Ella le dedicó una sonrisa, una sonrisa astuta de mujer que le inquietó.

—Soy tu sirvienta —dijo al tiempo que se giró con suavidad para luego alejarse con paso ágil e inclinar la cabeza para cruzar bajo un pesado cortinaje de la pared que reveló un pasillo estrecho antes de volver a colocarse en su lugar.

Paul se enfadó consigo mismo, apartó el fino cortinaje de su derecha y entró en la estancia más grande. Se quedó quieto un instante, indeciso. Se preguntó dónde estaría Chani… Chani, que acababa de perder a su padre.

«Es algo que tenemos en común», pensó.

Resonó un grito ululante en los pasillos del exterior, que quedó ahogado por los cortinajes. Se repitió a más distancia. Varias veces. Paul se dio cuenta de que se trataba de alguien que anunciaba la hora. Recordó que no había visto relojes.

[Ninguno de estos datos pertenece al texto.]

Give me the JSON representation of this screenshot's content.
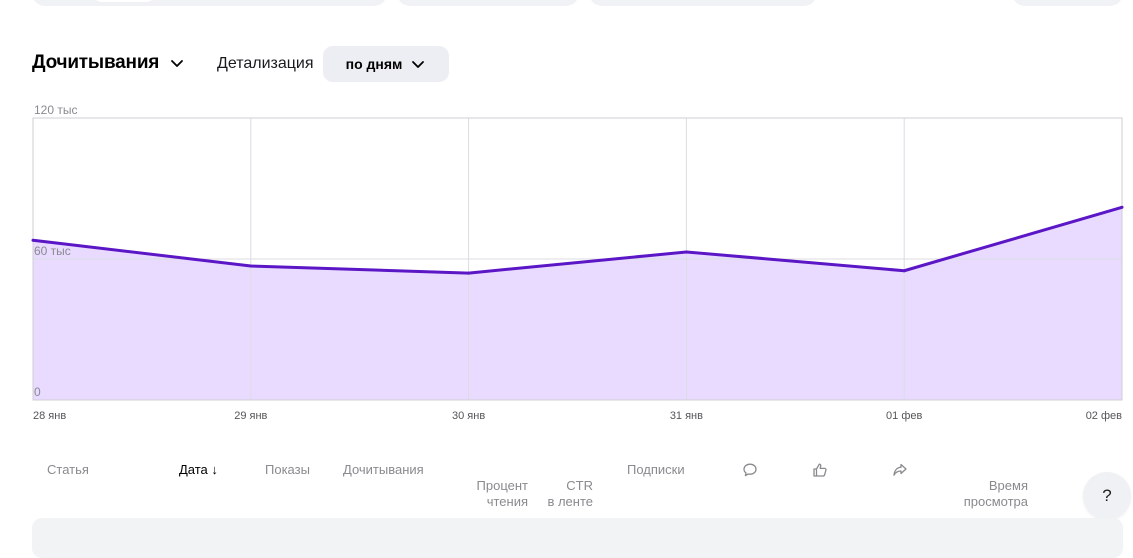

El débil olor de un arbusto creosota ardiendo invadió sus fosas nasales y se mezcló con el omnipresente hedor del sietch. Paul se dio cuenta de que ya se había acostumbrado a aquel asalto olfativo de sus sentidos.

Volvió a pensar en su madre, en cuál sería su papel en ese montaje del futuro… y en cuál sería también el de la hija que llevaba en su seno. El mutable tiempo-consciencia danzó a su alrededor. Agitó la cabeza con fuerza y centró su atención en las pruebas que evidenciaban la amplitud y profundidad de la cultura Fremen que los había absorbido por completo.

Percibió sus sutiles particularidades.

Había visto algo en todas las cavernas y también en esa habitación, algo que sugería unas diferencias mucho mayores que todas las que había visto hasta entonces.

En el lugar no había ningún indicio de detectores de veneno, nada hacía pensar que se usaran en aquel laberinto de cavernas. Sin embargo, los olía en el hedor del sietch, venenos fuertes y también venenos comunes.

Oyó un rumor de cortinajes y se dio la vuelta pensando que sería Harah de vuelta con la comida. En su lugar, vio a dos niños, de quizá nueve y diez años, que estaban de pie y lo miraban con ojos ávidos entre unos tapices. Ambos tenían la mano apoyada en la empuñadura de un pequeño crys parecido a un kindjal que llevaban envainado.

Paul recordó las historias que se contaban sobre los Fremen, esas que afirmaban que sus niños combatían con la misma ferocidad que los adultos.